My Experiment with Tax Loss Harvesting Microsoft - Part 1
Sometime ago I bought a share of Microsoft. That share cost me a little more than $300.
Since then, that share has dropped in value about ninety bucks. So I wanted to run a little experiment to see if I could harvest those losses on my taxes and then rebuy before the end of the year.
What is tax loss harvesting?
Simply put, tax loss harvesting is selling an investment at a lost and then deducting that loss from your taxes.
Of course, there’s limitations to how much you can deduct, and since it a tax deduction - that is, it lowers your taxable income - it’s not a dollar-to-dollar benefit on your taxes.
Finally, if you rebuy that investment too soon, you may not be able to deduct the loss on your taxes due to the wash sale rule.
What is the wash sale rule?
The wash sale rule states that if you sell an investment at a loss and then rebuy that investment within 30 days before or after, you can’t deduct the losses on your taxes.
So if you want to claim the losses, you have to wait 30 days. You also have to be careful that you didn’t buy that investment 30 days before you sell at a loss.

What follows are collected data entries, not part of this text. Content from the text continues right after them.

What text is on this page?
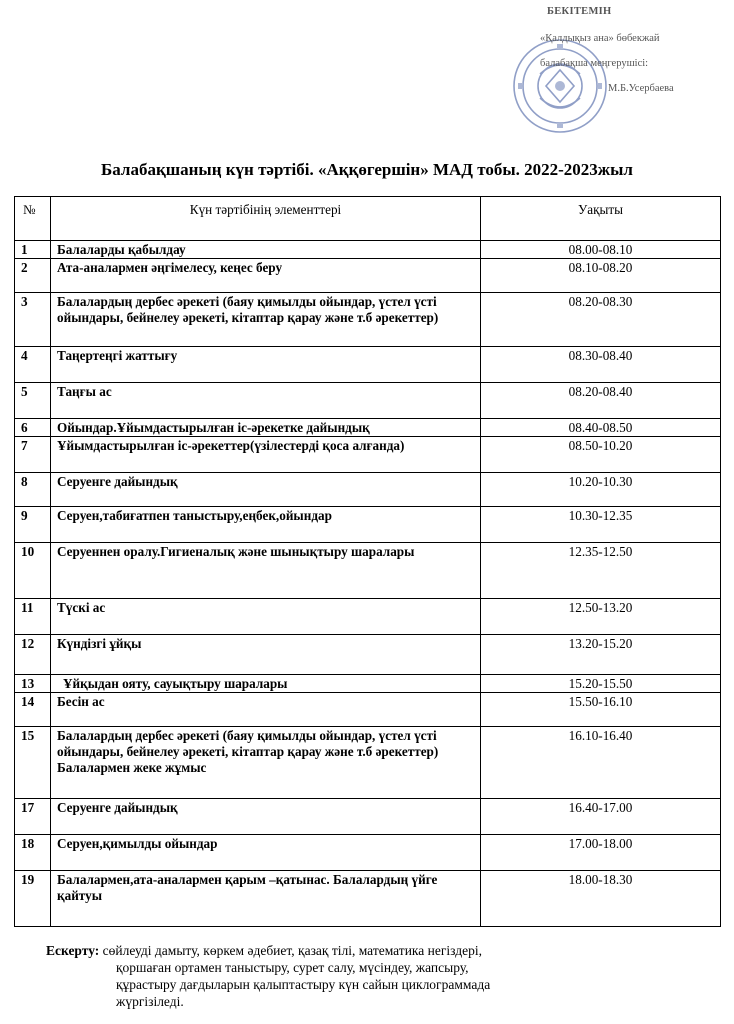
БЕКІТЕМІН
«Қалдықыз ана» бөбекжай
балабақша меңгерушісі:
М.Б.Усербаева
Балабақшаның күн тәртібі. «Аққөгершін» МАД тобы. 2022-2023жыл
№	Күн тәртібінің элементтері	Уақыты
1	Балаларды қабылдау	08.00-08.10
2	Ата-аналармен әңгімелесу, кеңес беру	08.10-08.20
3	Балалардың дербес әрекеті (баяу қимылды ойындар, үстел үсті ойындары, бейнелеу әрекеті, кітаптар қарау және т.б әрекеттер)	08.20-08.30
4	Таңертеңгі жаттығу	08.30-08.40
5	Таңғы ас	08.20-08.40
6	Ойындар.Ұйымдастырылған іс-әрекетке дайындық	08.40-08.50
7	Ұйымдастырылған іс-әрекеттер(үзілестерді қоса алғанда)	08.50-10.20
8	Серуенге дайындық	10.20-10.30
9	Серуен,табиғатпен таныстыру,еңбек,ойындар	10.30-12.35
10	Серуеннен оралу.Гигиеналық және шынықтыру шаралары	12.35-12.50
11	Түскі ас	12.50-13.20
12	Күндізгі ұйқы	13.20-15.20
13	Ұйқыдан ояту, сауықтыру шаралары	15.20-15.50
14	Бесін ас	15.50-16.10
15	Балалардың дербес әрекеті (баяу қимылды ойындар, үстел үсті ойындары, бейнелеу әрекеті, кітаптар қарау және т.б әрекеттер) Балалармен жеке жұмыс	16.10-16.40
17	Серуенге дайындық	16.40-17.00
18	Серуен,қимылды ойындар	17.00-18.00
19	Балалармен,ата-аналармен қарым –қатынас. Балалардың үйге қайтуы	18.00-18.30
Ескерту: сөйлеуді дамыту, көркем әдебиет, қазақ тілі, математика негіздері,
қоршаған ортамен таныстыру, сурет салу, мүсіндеу, жапсыру,
құрастыру дағдыларын қалыптастыру күн сайын циклограммада
жүргізіледі.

The most common way you might’ve bought the investment 30 days before you sold is through some sort of dividend reinvestment program. So make sure you didn’t have any dividends reinvested in the past month.
My Microsoft Experiment
I started buying Microsoft stock via Robinhood about a year ago, but didn’t get a full share until March of this year.
Over time and with dividends, I ended up with 1.008562 shares at an average price of $307.79.
That means I had $310.43 invested. But the price per share has dropped significantly since then.
On November 4th, the price had dropped to $217.22. Meaning my 1.008562 shares were now worth only $219.08.
So I sold - meaning I lost $91.35. That’s the difference between how much I paid for the shares ($310.43) and how much I sold the share for ($219.08).
Since a good chunk I’ve invested for less than a year, this will reduce my taxes for my ordinary income marginal tax rate - which is 24%. For the point of this experiment, we’ll also look at my long-term capital gain marginal tax rate, which is 15%.
At my ordinary income marginal tax rate, I saved $21.92 on my taxes (the $91.35 loss multiplied by my ordinary income marginal tax rate of 24%). This means so long as the price of the Microsoft does not increase by $21.92 or more by the time I rebuy it, I will end up ahead. In other words, the price cannot exceed $241 - or a 10% increase.
At my long-term capital gain marginal tax rate, I saved $13.70 on my taxes (the $91.35 loss multiplied by my ordinary income marginal tax rate of 15%). This means so long as the price of the Microsoft does not increase by $13.70 or more by the time I rebuy it, I will end up ahead. In other words, the price cannot exceed $232.78 - or a 6.25% increase.
To avoid a wash sale, the soonest I can rebuy the stock is on December 5th - which is a Monday.
I also had to make sure that the last dividend (really, dividend reinvestment) wasn’t within the last thirty days. It turns out it was on September 8th - so 57 days before I sold on November 4th, which is more than thirty.
What are my risks?
My risk is that the price of Microsoft will shoot up within the next thirty days.
What can go right?
If the price of Microsoft continues to drop, I could potentially rebuy at a lower price - either ending up with more shares than I did before, or with the same amount of shares and some extra cash.
So, I’ll see everyone in a month to see if I did something smart or stupid.